Friday, March 28, 2014

Choices with Bastille, To Kill a King, Emily Wood and Friends



Watch this beautiful work. I absolutely love the way it unfurls, like a quilt woven of gifted and musical passion. It's a slow build, with wonderfully talented bands, vocalists, and soloists appearing and adding their own layer of rhythm or melody as the song literally moves through a grassy stretch of earth and trees. As harmonious and whole as it is musically, culminating in a vast and soothing choral that woos the listener at the end, the piece is a sad one. To use John Paul II's meditation on historical man, who is wounded by sin and left hungry for meaning, it is the quintessential ache of being utterly unfulfilled by another human being. 
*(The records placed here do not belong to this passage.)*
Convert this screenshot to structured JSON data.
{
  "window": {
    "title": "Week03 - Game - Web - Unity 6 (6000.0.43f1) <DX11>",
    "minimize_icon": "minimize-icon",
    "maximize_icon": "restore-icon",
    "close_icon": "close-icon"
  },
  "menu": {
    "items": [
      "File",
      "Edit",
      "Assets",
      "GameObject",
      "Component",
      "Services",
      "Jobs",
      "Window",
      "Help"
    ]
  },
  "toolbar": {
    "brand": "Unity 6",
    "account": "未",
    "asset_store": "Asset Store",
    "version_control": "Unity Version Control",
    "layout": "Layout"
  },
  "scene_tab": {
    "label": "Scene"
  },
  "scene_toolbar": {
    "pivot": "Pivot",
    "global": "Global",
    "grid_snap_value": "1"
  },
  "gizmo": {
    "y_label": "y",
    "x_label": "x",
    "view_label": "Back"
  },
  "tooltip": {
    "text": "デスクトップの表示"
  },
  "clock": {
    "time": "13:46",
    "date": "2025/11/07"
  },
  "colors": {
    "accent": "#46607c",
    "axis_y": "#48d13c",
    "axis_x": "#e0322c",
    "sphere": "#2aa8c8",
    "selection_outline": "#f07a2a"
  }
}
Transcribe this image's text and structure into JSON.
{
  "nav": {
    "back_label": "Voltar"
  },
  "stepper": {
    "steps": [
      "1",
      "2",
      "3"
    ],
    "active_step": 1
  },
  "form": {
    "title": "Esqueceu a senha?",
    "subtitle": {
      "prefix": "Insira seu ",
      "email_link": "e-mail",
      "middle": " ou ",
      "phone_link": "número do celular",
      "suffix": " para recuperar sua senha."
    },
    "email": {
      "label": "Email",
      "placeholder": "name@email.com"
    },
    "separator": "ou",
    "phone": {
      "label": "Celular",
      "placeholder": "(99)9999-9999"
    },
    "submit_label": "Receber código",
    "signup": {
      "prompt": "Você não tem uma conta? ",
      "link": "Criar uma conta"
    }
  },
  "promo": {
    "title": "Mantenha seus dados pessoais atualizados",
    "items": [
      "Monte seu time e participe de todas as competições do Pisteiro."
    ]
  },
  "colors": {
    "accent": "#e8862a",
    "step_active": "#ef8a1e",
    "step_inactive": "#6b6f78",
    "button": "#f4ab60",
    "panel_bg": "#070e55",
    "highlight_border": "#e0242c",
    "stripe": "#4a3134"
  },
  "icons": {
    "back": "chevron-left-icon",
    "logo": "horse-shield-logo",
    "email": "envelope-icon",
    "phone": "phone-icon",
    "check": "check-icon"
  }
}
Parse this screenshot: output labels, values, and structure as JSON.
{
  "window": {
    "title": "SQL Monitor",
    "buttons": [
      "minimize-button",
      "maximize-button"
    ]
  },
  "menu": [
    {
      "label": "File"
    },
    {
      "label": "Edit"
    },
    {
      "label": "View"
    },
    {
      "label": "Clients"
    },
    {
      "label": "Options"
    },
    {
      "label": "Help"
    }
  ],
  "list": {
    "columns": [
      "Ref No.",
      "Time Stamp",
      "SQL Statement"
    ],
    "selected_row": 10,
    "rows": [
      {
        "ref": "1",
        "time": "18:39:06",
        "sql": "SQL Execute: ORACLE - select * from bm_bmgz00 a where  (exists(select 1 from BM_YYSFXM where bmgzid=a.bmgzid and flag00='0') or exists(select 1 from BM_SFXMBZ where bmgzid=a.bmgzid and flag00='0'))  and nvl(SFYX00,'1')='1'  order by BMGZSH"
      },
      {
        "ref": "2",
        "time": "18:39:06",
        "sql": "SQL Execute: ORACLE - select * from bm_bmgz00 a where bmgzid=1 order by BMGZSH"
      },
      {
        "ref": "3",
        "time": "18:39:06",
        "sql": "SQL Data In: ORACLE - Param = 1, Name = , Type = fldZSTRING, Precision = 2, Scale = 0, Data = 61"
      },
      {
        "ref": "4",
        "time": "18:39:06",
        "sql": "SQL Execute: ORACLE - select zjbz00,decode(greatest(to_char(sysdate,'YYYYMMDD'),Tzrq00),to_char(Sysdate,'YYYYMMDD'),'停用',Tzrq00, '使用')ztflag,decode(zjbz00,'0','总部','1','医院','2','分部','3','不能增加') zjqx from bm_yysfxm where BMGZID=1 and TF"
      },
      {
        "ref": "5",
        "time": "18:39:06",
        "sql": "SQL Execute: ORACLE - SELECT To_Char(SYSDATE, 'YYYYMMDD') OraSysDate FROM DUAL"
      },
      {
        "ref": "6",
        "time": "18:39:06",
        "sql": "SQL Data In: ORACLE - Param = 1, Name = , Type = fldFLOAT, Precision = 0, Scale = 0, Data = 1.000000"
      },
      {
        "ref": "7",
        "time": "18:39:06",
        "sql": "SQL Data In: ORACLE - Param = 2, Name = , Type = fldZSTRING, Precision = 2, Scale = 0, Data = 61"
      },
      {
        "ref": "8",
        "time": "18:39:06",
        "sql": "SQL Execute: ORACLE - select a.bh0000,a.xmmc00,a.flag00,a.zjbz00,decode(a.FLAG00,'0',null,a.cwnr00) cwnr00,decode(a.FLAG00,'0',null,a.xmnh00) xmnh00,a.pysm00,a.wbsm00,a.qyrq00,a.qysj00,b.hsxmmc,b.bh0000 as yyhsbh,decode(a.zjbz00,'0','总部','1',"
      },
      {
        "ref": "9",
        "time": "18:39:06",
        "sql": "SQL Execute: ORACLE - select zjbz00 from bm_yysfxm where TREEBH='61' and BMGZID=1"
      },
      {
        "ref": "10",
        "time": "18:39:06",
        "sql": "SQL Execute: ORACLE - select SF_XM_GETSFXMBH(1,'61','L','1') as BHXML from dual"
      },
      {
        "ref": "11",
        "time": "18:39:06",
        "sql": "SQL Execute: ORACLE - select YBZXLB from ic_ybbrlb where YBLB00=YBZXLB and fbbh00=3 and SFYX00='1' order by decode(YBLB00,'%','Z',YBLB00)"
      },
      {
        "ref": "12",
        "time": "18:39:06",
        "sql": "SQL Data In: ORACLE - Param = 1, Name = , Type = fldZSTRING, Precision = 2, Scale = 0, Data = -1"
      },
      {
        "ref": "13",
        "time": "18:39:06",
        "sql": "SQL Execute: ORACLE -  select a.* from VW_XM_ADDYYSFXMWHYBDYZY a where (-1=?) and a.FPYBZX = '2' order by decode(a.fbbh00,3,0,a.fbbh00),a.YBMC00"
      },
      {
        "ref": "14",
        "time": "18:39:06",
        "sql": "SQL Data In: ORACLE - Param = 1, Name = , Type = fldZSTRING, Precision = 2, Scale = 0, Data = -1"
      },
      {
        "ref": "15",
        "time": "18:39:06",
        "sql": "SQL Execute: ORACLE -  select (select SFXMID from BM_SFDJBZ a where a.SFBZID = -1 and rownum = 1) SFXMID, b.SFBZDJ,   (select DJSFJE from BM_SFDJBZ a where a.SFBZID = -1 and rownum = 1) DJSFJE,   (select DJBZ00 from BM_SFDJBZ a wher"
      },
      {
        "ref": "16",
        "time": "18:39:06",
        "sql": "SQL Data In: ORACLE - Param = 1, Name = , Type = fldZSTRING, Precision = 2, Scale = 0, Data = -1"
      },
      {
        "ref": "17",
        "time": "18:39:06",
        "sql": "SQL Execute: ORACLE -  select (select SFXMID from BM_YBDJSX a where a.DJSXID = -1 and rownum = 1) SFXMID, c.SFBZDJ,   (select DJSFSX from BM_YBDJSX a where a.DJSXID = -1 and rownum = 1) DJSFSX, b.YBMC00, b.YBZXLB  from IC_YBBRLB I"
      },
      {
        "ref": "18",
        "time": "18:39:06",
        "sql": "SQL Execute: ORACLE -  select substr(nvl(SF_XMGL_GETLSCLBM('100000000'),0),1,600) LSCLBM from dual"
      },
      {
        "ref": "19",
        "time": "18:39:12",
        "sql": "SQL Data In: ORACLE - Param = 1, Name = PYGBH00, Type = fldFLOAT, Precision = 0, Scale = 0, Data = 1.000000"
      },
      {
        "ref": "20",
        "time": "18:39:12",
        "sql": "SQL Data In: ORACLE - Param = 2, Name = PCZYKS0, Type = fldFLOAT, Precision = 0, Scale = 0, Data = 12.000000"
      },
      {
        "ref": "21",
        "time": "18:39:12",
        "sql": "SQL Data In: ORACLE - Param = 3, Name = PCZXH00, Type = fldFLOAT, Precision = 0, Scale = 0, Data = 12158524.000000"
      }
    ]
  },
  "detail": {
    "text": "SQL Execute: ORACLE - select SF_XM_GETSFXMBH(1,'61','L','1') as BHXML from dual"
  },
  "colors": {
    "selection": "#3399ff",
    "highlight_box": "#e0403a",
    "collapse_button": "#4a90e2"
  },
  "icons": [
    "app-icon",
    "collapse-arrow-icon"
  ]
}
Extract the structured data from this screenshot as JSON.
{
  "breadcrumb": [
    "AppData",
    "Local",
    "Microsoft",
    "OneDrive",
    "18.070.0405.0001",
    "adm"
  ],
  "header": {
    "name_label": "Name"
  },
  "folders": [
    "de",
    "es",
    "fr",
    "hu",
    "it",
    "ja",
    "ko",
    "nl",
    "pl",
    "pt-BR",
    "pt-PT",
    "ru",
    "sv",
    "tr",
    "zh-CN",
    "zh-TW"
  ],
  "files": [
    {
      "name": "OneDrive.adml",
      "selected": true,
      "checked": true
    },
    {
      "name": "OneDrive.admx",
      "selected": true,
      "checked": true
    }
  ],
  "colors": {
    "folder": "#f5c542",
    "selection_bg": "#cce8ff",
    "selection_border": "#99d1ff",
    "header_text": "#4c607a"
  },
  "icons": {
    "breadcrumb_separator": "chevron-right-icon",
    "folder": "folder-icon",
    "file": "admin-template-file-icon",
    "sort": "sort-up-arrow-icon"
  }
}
There's a melancholy in the heart when we realize this truth: that no human person, no earthly experience can totally fulfill the heart. We try to fill it, we stumble, we sometimes fall. But we are flawed, fractured by our original sin, and we must face it. 

I have the same choices
As you do
As you do
When you fall
Fall like I knew you would
Lead me down down down
Lead me down

As the song sinks into these "choices" that lead down down down, the music still lifts us up. It seems to say that no relationship, no romance can be completely devoid of the hope that springs eternal. 

He's on your doorstep
He's laden with flowers
This garden is freezing teasing
You're leaving me for hours

A song like this for me, pulled and put together as it is from so many bands and gifted young musicians is hope enough. There seems to be a sweet return to music that's soul-crafted, experiential, more real than our techno-pop that tends to dominate. I hope you enjoy the music!